In September 1838, the French expedition called at Nuku-Hiva (in the Marquesas) and at Tahiti. It is important to note, in relation to the ‘very young girls’ mentioned by Lapérouse’s officer Vaujuas, that Dumont d’Urville was surprised, in Nuku-Hiva, to see how many females were offered to the sailors (ibid.: 6). All were young, he said, ‘from 12 to 18 years of age’ and ‘some much younger, no more than 8 to 10 years’ (ibid.). There were no missionaries there.
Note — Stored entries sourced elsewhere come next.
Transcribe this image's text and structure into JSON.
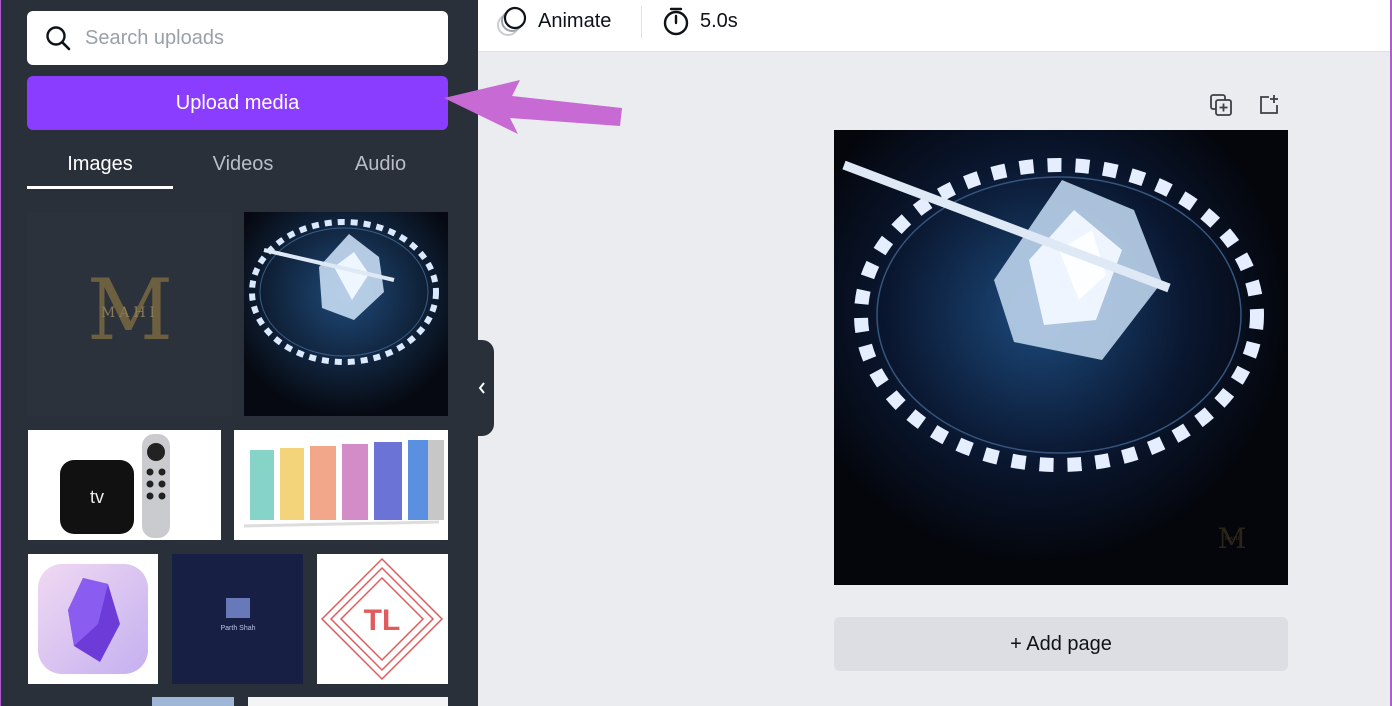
{
  "sidebar": {
    "search": {
      "placeholder": "Search uploads",
      "icon": "search-icon"
    },
    "upload_button": {
      "label": "Upload media",
      "color": "#8b3dff"
    },
    "tabs": [
      {
        "label": "Images",
        "active": true
      },
      {
        "label": "Videos",
        "active": false
      },
      {
        "label": "Audio",
        "active": false
      }
    ],
    "thumbnails": {
      "mahi_logo_letter": "M",
      "mahi_logo_text": "MAHI",
      "appletv_label": "tv",
      "parth_label": "Parth Shah",
      "tl_label": "TL"
    }
  },
  "topbar": {
    "animate_label": "Animate",
    "duration_label": "5.0s"
  },
  "canvas": {
    "add_page_label": "+ Add page",
    "watermark_letter": "M",
    "watermark_text": "MAHI"
  },
  "colors": {
    "panel_bg": "#2a3039",
    "accent": "#8b3dff",
    "annotation_arrow": "#c76ad4"
  }
}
In Matavai Bay (Tahiti), in his view the situation was much worse even than in Nuku-Hiva: there was a generalised ‘prostitution’ for European goods, and it was occurring even with the presence in Tahiti of the Protestant missionaries (ibid.: 40-90; Rosenman 1992: 147).
Following these two landings, the French arrived that same month in Samoa, and were thus inclined to make a comparison with their two previous ports of call. We shall see that Dumont d’Urville developed the comparison. He had expected to find the same situation in Samoa and this provoked two reactions: (i) he was surprised, from what he observed, to find great differences, and (ii) he was quite ready to believe that this was only due to recent missionary influence and that, ‘before the introduction of Christianity’, native ‘girls were entirely free to dispose of their persons…’.
In this examination of Dumont d’Urville’s visit, I shall merely note how the sentence chosen by Williamson and Côté cannot be considered as valid ethnographic information and must be left out of any discussion on the topic. Later in this chapter, in my analysis of Commodore Wilkes’s visit, which took place the same year, I shall explain why the question of the missionary presence in 1838 is irrelevant to the debate (1836 was the date of the first establishment). Furthermore, Lafond’s account of 1831 has already precluded any explanation of that kind. And John Jackson’s observations made in 1840, on the remote island of Ta’ū (where missionary influence was just beginning), will robustly confirm this conclusion.